NPS vs PPF: Whenever it comes to saving for retirement, Public Provident Fund (PPF) and Provident Fund (PF) are the first two things which come to the mind of a salaried person. However, the National Pension Scheme (NPS) has been gaining a lot of popularity among salaried people after the Narendra Modi government provided an additional tax deduction of Rs 50,000 in Budget 2015-16. NPS has two types of accounts: Tier 1 and Tier II. On one hand, Tier 1 account is non-withdrawable until the subscriber turns 60, while on the other hand, under Tier II account a subscriber can voluntarily withdraw funds from the account.
What is the difference between PPF and NPS:
– Who can invest in the schemes?
A PPF account can be opened by anyone. A minor account can also be opened under PPF. However, an NPS account can only be opened by people of the of 18 or above and less than 60. NRI’s can also open an NPS account. However, they cannot open a PPF account.
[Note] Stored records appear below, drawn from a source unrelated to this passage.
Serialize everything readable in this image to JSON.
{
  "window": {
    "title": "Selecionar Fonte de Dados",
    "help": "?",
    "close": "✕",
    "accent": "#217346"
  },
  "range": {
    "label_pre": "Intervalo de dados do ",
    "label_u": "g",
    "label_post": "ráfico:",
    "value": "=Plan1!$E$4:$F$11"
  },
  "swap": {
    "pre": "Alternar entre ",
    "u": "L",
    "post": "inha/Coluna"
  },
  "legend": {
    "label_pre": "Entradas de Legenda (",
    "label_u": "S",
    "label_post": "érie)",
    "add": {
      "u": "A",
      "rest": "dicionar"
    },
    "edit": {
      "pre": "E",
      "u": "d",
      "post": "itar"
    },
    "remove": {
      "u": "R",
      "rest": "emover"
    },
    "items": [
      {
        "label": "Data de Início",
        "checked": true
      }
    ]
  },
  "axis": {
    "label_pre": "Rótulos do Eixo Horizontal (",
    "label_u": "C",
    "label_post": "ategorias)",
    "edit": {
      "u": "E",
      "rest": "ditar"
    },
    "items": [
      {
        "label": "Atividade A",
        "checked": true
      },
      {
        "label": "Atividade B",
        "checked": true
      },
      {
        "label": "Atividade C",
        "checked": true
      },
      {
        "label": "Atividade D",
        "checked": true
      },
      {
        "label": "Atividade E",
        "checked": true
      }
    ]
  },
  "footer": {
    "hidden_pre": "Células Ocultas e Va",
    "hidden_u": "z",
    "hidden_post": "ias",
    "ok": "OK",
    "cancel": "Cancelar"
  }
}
The maturity period for a PPF account is 15 years and a subscriber can extend the term in the multiples of five once the account matures. However, the time period for NPS is not fixed. A depositor can contribute to the NPS account until s/he turns 65. The tenure can be extended up to 70 years of age with an option to invest in the account.
– Tax benefit:
NPS subscribers can get a maximum of Rs 2 lakh deduction in total, according to the Income-tax (I-T) Act. NPS offers tax saving at the first two stages of contribution and interest accrual, but withdrawals are taxable. The lumpsum withdrawal in NPS will be exempt up to 40 percent of such withdrawals. PPF enjoys an EEE or ‘exempt, exempt, exempt’ status, where the amount you contribute (up to Rs. 1.5 lakh), the return you get and the maturity amount, all are tax exempt.
– Investment options:
In a PPF account, a subscriber has to contribute a minimum of Rs 500 annually with the maximum limit set at Rs 1,50,000. A maximum 12 contributions per year are allowed in PPF accounts. As for NPS, the minimum contribution is Rs 6,000. There is no maximum limit for contribution, but it cannot exceed 10 per cent of the depositor’s salary.